Времена постоянных командировок ушли безвозвратно, и в двадцать четыре года Максим оказался предоставлен сам себе – в эпоху дикого капитализма его диплом архитектурного института так бы и канул в Лету, если бы не особенное везение, которым наградили его боги при рождении. Матвеев был везучий сукин сын: он переступал яму, в которую обязательно падали остальные, он всегда успевал вскочить в уходящий автобус, в очереди ему всегда доставался товар, даже если после него он и заканчивался. Матвеев знал о своем необычайном фарте, хотя никогда не надеялся только на него – его дела всегда шли неплохо. Он быстро сходился с людьми, обрастал приятелями, в самом неожиданном месте у него мог оказаться шапочный знакомый, с которым он сердечно рад был повидаться. Он помнил все имена и лица, горести друзей расстраивали его, а удачи – радовали, и его все любили за эту легкость, светлую какую-то открытость. И он интересовался людьми, умел слушать их, сопереживать и помогать, и оттого шагалось ему по жизни весело и шумно.
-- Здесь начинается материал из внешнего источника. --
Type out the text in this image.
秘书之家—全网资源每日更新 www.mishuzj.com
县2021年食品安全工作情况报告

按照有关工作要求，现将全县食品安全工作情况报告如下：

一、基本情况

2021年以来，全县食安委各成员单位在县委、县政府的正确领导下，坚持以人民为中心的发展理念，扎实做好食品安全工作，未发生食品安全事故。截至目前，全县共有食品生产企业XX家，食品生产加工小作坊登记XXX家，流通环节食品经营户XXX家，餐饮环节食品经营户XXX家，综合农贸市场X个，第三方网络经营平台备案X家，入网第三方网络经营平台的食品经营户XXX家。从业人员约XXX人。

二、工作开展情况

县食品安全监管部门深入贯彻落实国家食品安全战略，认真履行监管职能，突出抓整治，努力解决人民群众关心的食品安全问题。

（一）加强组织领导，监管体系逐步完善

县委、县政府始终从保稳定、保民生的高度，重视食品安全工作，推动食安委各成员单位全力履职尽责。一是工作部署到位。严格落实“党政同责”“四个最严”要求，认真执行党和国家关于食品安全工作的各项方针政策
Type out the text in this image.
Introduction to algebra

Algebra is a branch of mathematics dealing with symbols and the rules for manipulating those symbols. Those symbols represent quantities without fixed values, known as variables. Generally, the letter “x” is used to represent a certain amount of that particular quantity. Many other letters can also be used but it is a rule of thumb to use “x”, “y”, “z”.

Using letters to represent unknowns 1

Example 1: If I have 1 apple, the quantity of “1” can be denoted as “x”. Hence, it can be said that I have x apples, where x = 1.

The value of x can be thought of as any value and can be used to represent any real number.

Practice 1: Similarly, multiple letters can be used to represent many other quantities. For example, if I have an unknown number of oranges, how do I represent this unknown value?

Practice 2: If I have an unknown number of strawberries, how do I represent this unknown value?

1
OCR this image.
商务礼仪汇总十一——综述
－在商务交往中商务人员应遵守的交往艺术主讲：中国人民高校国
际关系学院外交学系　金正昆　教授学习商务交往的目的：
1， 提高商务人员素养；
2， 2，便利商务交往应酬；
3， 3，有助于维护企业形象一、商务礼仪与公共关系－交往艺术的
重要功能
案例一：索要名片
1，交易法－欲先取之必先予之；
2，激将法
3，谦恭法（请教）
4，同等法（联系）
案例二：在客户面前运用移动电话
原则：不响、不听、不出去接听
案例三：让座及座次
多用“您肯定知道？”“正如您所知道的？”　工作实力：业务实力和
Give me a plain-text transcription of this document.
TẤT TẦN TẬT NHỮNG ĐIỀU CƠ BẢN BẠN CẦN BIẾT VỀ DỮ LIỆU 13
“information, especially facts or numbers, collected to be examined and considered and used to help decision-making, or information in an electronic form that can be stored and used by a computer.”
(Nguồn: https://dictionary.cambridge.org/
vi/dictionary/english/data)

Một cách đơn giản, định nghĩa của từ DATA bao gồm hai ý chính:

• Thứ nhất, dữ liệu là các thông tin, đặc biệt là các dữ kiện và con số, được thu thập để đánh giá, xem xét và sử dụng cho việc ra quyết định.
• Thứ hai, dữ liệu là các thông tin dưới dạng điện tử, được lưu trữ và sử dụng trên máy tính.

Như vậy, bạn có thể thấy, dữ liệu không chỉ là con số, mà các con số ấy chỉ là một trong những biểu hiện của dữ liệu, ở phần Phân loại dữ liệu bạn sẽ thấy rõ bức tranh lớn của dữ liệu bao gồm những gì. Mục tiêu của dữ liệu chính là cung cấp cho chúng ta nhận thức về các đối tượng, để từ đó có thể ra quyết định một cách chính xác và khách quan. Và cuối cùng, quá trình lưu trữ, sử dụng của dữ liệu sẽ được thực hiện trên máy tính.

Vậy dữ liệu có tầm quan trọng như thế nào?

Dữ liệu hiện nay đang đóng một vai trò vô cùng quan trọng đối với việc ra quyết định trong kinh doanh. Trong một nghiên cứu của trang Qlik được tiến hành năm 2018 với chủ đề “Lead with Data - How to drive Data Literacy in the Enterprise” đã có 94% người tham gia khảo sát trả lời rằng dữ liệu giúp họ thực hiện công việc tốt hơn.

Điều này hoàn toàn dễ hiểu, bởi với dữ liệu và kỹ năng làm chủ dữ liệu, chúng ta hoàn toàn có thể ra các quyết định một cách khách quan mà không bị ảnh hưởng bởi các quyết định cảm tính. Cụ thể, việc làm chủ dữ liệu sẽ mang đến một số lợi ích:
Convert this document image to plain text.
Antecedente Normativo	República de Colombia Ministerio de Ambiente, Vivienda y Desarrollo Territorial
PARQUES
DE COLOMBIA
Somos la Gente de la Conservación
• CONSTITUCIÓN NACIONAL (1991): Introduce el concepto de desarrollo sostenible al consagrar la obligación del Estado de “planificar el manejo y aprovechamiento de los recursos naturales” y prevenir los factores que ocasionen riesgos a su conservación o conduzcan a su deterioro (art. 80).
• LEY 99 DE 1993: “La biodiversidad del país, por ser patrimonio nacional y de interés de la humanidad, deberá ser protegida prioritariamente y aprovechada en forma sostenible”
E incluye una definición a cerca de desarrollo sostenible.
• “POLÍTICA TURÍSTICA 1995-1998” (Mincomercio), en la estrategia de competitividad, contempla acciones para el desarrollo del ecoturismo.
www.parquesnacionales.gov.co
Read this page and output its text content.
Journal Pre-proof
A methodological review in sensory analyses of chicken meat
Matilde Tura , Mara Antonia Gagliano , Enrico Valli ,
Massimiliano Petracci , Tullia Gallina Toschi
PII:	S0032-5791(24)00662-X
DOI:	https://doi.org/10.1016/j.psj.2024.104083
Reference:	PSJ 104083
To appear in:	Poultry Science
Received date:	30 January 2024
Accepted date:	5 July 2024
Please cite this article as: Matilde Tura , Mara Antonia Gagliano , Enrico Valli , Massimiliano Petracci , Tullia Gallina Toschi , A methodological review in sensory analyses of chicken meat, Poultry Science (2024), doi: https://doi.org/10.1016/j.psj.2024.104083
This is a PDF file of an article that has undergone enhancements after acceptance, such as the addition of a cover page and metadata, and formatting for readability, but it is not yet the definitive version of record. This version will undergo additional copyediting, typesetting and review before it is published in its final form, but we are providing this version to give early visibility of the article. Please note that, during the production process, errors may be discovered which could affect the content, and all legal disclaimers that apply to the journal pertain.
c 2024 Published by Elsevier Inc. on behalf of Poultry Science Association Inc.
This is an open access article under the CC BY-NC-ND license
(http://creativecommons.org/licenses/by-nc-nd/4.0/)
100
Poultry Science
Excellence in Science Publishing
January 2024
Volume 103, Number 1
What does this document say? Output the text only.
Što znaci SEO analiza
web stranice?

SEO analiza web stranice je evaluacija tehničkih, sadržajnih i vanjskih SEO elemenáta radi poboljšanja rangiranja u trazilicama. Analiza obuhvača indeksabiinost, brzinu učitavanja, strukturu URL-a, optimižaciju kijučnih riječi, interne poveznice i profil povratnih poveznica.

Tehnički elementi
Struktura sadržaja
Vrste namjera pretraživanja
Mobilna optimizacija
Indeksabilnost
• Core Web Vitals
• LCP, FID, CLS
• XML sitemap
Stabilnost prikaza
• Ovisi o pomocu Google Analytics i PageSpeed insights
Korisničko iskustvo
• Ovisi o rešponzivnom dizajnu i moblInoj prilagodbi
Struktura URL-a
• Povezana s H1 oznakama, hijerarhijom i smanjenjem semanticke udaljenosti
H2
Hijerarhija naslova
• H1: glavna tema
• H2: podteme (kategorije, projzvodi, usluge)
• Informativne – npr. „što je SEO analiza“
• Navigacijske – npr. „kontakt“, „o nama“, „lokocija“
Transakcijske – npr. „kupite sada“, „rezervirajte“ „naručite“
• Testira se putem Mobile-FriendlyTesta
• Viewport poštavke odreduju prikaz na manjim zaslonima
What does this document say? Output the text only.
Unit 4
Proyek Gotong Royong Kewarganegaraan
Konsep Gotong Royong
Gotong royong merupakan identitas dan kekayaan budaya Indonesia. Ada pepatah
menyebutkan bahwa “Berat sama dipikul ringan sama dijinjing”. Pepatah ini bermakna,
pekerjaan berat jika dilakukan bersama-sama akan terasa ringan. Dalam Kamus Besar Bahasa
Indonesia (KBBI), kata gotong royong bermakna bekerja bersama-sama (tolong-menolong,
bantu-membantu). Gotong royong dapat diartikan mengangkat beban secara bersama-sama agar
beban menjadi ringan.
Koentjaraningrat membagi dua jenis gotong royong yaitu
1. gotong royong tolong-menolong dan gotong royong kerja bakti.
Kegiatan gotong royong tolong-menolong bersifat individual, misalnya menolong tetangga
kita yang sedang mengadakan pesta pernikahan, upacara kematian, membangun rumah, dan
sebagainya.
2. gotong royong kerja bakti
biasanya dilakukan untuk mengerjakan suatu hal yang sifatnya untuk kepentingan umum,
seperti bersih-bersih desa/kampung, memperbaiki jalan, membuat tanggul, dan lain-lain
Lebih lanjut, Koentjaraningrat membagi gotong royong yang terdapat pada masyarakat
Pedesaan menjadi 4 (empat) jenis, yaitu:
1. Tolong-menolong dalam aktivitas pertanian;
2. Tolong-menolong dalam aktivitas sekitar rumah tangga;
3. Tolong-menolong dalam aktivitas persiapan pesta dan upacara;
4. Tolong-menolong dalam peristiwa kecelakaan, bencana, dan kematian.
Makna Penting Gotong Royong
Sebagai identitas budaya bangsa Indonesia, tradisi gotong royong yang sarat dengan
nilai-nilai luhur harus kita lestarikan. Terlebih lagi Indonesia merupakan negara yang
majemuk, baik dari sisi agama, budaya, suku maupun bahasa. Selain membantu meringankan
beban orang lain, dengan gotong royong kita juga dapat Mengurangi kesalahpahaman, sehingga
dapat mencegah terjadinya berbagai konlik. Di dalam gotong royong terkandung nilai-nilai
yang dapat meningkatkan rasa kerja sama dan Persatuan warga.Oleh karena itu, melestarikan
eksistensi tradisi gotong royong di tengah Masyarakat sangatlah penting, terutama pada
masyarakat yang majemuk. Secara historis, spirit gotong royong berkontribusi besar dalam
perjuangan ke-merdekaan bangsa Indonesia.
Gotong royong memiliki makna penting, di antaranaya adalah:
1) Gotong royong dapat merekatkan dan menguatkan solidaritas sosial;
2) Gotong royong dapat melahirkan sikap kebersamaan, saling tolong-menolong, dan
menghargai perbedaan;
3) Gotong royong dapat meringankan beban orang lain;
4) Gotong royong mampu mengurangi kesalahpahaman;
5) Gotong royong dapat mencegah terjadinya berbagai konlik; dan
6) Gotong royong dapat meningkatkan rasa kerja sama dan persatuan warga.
Он решительно не понимал, как можно бояться жизни, с веселым прищуром глядел на то, что его окружает. Словно жил на верхней полке вагона: поезд едет, а он смотрит в окно, попутчики что-то бубнят, и можно поспать, или поговорить за жизнь, или спросить у проводницы чаю с лимоном и порционно упакованным рафинадом… Матвеев был убежден, что механизм его жизни работает в основном правильно.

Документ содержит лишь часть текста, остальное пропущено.